Either is fine. Dr Pavlis preferred potassium, and offered the rationale that using potassium should not affect taste because coffee is already loaded with lots of potassium. If you use baking soda (sodium bicarbonate) at 84 mg/L you will have 23 mg/L of sodium in your water, and it may be worth noting that the old SCAA water recommendation was that around 10 mg/L sodium was ideal and that over 30 mg/L was perhaps too much.

oksako wrote:I have found that the machines I'm considering (Lelit Elizabeth and Lelit Mara X) will heat up the water during their warmup period to approx. 140 C/284 Fahrenheit. I know that hotter water will scale more (sciolism). However, I assume that with rpavlis water this will be no issue at all, correct?
Correct. Limescale is calcium carbonate, and other things that might form 'scale' deposits are magnesium carbonate, magnesium hydroxide, calcium sulfate, and silica. Rpavlis water has zero calcium, magnesium, sulfate, and silica, so none of these will form even if the water is heated and concentrated.

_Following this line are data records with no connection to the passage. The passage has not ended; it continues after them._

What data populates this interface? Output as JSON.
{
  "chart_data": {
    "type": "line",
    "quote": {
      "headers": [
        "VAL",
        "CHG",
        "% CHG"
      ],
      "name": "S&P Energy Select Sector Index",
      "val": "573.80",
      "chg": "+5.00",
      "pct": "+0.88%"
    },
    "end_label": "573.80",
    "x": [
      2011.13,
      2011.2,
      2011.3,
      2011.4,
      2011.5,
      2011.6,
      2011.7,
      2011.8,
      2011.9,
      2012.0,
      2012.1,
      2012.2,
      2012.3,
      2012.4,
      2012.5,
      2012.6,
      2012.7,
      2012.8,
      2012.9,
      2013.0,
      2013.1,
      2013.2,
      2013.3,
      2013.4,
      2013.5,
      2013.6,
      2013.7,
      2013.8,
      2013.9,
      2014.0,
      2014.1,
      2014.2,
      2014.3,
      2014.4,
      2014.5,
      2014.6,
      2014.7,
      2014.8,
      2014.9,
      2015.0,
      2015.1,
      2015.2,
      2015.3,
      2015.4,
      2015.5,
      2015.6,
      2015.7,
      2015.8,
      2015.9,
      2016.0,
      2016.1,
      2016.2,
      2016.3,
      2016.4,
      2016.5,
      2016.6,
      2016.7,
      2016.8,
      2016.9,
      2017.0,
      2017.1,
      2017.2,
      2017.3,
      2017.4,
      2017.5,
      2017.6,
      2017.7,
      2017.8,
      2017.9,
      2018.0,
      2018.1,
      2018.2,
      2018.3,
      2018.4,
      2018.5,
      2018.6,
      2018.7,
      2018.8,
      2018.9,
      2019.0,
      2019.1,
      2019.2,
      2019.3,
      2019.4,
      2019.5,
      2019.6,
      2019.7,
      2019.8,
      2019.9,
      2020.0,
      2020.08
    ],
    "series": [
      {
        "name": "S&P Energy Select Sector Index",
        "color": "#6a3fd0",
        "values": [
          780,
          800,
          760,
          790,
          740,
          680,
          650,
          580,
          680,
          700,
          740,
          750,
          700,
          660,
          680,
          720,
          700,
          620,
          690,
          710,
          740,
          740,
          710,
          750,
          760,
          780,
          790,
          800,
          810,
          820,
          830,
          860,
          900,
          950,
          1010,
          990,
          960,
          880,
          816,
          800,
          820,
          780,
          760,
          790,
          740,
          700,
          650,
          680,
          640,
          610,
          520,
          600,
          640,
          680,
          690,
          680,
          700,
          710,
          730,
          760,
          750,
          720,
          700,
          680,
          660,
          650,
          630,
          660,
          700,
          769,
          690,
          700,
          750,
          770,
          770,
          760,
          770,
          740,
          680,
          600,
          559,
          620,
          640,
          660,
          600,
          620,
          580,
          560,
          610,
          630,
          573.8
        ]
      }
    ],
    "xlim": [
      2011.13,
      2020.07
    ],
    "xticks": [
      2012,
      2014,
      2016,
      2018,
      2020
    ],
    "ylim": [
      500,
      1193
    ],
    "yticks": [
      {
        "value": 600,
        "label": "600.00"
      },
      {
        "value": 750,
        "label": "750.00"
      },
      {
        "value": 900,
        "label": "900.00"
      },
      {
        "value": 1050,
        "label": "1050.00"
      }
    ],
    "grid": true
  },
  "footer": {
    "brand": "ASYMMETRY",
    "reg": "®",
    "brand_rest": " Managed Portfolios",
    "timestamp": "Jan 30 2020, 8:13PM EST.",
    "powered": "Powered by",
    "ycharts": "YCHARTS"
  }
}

oksako wrote:Just to be sure, rpavlis water is not acidic so that it wouldn't damage brass boilers or coatings inside them, right?
Right. At room temp and in equilibrium with air it has a pH of around 8.2 and an alkalinity (acid buffering capacity) of 50 mg/L as CaCO3. The half-strength recipe would have a pH of around 7.9 and an alkalinity of 25 mg/L as CaCO3.

oksako wrote:I found weird snow flake-like things on the tubes on the Lelit Elizabeth I ordered (see image below), also some water came out after using the steam knob. Either the water is from someone else who tried the machine and send it back or this is water from tests Lelit made after production. But what are those snow flake? (see image below) Production residuals? Will using very hard water once is bad (assuming someone else did this)?
I have no idea what those snow flake-like things are, but I wouldn't let that bother me. It's normal for new machines to arrive with evidence of use. Ideally they are given a QA test by the vendors, and the water they use will have some mineral, and even if this water is soft you can have dry residue left on wet surfaces that have dried out. That residue will dissolve with use.
Pat
nínádiishʼnahgo gohwééh náshdlį́į́h

oksako (original poster)

#9: Post by oksako (original poster) »

Thank you very much for your reply. Reading through other threads always leads me to the question, why so often brita filters and in tank filters are recommended, while rpavlis water seems to be the allrounder/no brainer solution?

tennisman03110

#10: Post by tennisman03110 »

A Brita won't soften water. It's an excess of minerals that cause scale. Starting from zero and adding your own salts, etc is foolproof.

I'm not sure what other threads you're referring to, but on this site most won't advise the simple tank or pitcher filters.